Матушка отыскала мой паспорт, хранившийся в ее шкатулке вместе с сорочкою, в которой меня крестили, и вручила его батюшке дрожащею рукою. My mother found my passport, which was stored in her casket along with the shirt, in which I was baptized, and handed it to father with a trembling hand. Батюшка прочел его со вниманием, положил перед собою на стол и начал свое письмо. He read it carefully, put it on the table in front of him, and began his letter. Любопытство меня мучило: куда ж отправляют меня, если уж не в Петербург? My curiosity tormented me: where am I being sent, if not to St. Petersburg? Я не сводил глаз с пера батюшкина, которое двигалось довольно медленно. I kept my eyes on Batiushkin's pen, which was moving rather slowly. Наконец он кончил, запечатал письмо в одном пакете с паспортом, снял очки и, подозвав меня, сказал: Finally he finished, sealed the letter in the same bag as his passport, took off his glasses, and, calling me over, said:

«Вот тебе письмо к Андрею Карловичу Р., моему старинному товарищу и другу. "Here's a letter to Andrei Karlovich R., my old comrade and friend. Ты едешь в Оренбург служить под его начальством». You are going to Orenburg to serve under his command. Итак, все мои блестящие надежды рушились! So, all my brilliant hopes were dashed! Вместо веселой петербургской жизни ожидала меня скука в стороне глухой и отдаленной. Instead of a cheerful life in St. Petersburg, boredom awaited me in a remote and distant place. Служба, о которой за минуту думал я с таким восторгом, показалась мне тяжким несчастием. The service I thought of with such enthusiasm in a minute seemed to me a grievous misfortune. Но спорить было нечего. But there was nothing to argue about. На другой день поутру подвезена была к крыльцу дорожная кибитка; уложили в нее чемодан, погребец с чайным прибором и узлы с булками и пирогами, последними знаками домашнего баловства. The next day in the morning a traveling trolley was brought to the porch; the suitcase, a cellar with a tea set, and bundles of rolls and cakes, the last signs of domestic pampering, were stowed in it. Родители мои благословили меня. My parents blessed me.
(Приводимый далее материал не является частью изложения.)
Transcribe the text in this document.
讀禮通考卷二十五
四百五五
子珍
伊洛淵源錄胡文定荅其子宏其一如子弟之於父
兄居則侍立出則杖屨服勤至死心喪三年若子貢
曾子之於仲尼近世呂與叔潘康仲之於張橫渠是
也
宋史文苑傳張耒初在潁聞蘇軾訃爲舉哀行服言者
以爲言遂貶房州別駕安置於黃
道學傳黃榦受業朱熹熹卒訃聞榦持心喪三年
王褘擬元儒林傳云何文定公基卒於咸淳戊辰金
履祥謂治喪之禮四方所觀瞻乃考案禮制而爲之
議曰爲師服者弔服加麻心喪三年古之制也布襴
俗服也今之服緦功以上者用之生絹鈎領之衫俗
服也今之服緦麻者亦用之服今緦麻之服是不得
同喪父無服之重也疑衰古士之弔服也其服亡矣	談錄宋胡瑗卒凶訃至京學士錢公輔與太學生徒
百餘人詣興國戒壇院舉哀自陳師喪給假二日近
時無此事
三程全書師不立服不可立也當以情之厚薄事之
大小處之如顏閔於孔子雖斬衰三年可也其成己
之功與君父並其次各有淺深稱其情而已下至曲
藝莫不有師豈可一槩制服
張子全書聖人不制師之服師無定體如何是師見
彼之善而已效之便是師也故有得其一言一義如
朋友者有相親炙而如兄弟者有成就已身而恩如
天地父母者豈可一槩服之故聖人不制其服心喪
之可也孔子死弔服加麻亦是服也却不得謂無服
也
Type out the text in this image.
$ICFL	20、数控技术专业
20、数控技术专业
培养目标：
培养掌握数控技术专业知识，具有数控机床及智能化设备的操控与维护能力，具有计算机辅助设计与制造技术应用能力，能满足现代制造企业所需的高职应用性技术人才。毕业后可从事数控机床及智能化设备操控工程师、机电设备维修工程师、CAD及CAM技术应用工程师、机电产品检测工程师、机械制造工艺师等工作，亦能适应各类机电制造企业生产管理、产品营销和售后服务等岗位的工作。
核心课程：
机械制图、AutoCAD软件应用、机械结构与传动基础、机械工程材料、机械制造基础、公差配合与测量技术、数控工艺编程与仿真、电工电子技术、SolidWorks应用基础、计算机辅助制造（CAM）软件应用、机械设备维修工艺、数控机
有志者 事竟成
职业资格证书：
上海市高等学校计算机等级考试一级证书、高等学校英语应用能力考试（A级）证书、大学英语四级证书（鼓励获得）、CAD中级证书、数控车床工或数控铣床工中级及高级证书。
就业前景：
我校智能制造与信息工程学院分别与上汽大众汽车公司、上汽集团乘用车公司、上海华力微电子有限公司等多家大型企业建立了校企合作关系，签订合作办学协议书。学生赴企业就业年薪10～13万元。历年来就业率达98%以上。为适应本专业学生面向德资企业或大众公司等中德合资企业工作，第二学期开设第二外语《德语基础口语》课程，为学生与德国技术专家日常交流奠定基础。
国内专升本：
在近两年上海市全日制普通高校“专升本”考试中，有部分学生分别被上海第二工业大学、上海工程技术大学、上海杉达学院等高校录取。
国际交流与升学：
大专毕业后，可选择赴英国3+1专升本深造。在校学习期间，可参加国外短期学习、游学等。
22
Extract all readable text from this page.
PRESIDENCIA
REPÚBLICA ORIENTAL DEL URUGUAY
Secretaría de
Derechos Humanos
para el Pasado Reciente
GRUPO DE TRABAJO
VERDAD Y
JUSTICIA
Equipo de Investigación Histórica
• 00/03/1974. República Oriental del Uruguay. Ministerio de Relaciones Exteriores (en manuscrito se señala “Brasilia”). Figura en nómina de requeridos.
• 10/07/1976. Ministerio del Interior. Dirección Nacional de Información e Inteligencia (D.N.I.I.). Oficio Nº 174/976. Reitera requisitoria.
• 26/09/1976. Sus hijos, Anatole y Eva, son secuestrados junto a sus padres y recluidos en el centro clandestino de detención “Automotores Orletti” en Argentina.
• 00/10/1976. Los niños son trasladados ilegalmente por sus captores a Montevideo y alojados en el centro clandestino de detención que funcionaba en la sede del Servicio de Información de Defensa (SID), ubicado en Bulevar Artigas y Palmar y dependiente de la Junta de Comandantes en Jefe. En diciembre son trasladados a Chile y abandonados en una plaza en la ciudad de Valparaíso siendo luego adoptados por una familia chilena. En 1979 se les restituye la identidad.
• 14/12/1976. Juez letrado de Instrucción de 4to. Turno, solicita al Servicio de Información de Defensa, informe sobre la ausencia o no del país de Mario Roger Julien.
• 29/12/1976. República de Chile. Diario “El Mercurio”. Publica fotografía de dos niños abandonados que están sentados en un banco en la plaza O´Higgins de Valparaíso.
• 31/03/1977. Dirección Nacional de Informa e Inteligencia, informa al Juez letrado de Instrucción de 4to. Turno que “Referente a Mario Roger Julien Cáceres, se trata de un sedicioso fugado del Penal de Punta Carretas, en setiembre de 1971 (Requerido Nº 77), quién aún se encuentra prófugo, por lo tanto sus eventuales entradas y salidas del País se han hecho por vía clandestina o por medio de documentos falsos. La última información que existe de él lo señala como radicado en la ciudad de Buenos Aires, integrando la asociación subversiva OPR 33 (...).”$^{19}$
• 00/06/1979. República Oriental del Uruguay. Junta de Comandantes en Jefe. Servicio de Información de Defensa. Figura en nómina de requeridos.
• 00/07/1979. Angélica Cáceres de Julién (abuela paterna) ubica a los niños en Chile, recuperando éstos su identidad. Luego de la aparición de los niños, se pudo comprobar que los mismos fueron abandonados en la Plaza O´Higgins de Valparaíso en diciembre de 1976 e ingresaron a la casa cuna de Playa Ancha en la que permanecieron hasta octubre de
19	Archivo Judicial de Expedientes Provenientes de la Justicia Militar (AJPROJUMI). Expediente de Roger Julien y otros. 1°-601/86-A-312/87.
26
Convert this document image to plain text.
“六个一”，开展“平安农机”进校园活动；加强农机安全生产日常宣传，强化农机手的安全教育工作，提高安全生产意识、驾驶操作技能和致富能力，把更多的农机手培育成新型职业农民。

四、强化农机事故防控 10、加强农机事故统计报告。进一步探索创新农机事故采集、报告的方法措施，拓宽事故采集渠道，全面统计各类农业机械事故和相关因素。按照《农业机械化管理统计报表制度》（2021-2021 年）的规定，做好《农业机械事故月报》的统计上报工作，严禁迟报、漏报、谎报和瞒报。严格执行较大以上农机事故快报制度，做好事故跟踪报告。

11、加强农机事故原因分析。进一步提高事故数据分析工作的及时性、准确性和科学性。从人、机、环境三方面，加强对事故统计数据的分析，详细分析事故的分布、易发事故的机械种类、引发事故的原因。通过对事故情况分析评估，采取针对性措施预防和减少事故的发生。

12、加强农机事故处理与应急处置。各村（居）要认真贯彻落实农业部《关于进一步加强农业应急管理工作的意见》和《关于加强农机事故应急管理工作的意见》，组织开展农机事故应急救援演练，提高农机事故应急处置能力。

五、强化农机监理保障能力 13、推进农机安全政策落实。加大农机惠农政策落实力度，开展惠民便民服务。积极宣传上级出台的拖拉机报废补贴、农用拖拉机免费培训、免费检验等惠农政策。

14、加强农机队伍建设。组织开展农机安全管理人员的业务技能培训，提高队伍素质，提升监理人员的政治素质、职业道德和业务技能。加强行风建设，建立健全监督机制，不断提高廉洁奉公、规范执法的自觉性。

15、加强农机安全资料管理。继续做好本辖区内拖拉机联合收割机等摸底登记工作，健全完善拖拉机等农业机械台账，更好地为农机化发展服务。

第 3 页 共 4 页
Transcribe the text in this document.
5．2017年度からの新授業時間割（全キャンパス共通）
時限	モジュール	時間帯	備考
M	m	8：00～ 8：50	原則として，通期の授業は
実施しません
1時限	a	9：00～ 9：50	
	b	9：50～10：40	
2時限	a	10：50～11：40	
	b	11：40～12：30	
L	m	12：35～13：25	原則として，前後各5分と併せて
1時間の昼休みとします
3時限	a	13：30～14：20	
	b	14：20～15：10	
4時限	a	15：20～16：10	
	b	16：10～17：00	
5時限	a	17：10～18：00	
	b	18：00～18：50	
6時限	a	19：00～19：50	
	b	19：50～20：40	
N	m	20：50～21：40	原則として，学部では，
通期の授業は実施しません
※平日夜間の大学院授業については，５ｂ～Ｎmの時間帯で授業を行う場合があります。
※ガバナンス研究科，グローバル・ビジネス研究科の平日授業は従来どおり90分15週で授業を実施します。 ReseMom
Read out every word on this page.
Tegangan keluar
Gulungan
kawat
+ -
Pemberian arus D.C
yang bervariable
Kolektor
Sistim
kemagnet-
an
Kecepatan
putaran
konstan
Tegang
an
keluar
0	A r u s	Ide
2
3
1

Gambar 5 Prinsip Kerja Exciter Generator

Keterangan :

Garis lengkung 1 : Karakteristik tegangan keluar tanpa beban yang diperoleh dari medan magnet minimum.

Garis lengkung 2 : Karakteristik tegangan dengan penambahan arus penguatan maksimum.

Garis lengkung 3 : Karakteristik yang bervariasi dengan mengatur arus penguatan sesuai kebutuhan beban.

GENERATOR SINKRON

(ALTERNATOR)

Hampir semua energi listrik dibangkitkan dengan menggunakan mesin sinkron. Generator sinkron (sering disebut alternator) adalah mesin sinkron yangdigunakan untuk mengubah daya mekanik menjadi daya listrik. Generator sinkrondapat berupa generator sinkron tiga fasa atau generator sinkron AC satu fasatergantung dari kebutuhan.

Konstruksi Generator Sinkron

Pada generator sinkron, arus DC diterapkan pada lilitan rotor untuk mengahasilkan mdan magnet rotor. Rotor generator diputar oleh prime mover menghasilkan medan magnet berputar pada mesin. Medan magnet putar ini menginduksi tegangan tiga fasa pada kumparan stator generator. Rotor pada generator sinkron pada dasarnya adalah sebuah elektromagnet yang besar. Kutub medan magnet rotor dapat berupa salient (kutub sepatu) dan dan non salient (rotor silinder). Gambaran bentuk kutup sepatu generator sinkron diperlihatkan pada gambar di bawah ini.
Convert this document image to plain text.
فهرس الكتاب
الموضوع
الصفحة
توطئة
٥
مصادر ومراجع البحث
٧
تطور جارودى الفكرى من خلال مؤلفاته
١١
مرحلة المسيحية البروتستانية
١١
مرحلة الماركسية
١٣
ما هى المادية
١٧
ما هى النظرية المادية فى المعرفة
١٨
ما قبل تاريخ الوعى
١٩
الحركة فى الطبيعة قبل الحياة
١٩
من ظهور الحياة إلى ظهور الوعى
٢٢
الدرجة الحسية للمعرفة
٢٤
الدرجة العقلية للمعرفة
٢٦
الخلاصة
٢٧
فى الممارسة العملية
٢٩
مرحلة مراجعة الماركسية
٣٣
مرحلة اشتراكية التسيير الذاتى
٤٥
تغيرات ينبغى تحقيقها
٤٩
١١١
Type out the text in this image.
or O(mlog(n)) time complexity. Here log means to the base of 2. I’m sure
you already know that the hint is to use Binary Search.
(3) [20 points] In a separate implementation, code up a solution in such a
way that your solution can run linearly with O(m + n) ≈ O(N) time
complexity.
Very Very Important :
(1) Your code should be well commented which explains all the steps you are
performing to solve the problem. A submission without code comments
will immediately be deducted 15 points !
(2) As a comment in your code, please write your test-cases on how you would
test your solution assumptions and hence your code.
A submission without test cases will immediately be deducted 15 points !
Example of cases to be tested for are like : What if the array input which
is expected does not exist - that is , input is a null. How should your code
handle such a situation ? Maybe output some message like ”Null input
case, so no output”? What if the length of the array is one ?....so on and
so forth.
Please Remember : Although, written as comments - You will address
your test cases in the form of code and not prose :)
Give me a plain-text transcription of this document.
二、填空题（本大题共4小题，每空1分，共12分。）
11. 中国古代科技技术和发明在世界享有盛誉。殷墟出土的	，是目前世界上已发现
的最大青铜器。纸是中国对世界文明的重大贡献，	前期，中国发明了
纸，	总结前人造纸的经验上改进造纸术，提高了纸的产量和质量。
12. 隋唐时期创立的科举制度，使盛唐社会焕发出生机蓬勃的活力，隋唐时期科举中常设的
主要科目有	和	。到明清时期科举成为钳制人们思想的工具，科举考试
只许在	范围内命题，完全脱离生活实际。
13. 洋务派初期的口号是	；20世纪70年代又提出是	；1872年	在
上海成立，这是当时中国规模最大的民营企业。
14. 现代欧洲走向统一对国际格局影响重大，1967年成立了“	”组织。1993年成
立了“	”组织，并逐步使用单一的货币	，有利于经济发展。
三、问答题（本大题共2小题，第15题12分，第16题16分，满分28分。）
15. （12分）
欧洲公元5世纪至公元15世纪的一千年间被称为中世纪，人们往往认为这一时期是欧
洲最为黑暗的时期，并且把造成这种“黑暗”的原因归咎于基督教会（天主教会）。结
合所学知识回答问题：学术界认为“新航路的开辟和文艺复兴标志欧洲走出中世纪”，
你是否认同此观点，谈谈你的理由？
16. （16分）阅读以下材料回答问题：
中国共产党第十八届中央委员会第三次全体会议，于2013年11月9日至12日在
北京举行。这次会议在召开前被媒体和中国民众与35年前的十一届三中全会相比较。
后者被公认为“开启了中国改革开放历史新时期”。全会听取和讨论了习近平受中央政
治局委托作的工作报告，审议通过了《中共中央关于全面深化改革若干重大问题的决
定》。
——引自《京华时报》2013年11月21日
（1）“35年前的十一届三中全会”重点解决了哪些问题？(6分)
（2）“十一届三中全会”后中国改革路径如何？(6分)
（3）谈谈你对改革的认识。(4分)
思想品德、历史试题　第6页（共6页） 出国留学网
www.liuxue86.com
Батюшка сказал мне: «Прощай, Петр. Father said to me, "Goodbye, Peter. Служи верно, кому присягнешь; слушайся начальников; за их лаской не гоняйся; на службу не напрашивайся; от службы не отговаривайся; и помни пословицу: береги платье снову, а честь смолоду». Serve faithfully to whom you are sworn; obey your superiors; do not chase after their affection; do not beg for service; do not be dissuaded from service; and remember the proverb: just as you should take care of clothing starting when it is new, take care of your honor starting when you are young. Матушка в слезах наказывала мне беречь мое здоровье, а Савельичу смотреть за дитятей. Mother, in tears, ordered me to take care of my health, and Savelych to look after the child. Надели на меня заячий тулуп, а сверху лисью шубу. They put a hare sheepskin coat on me, and a fox coat on top. Я сел в кибитку с Савельичем и отправился в дорогу, обливаясь слезами. I sat down in the wagon with Savelyich and started on my way, crying.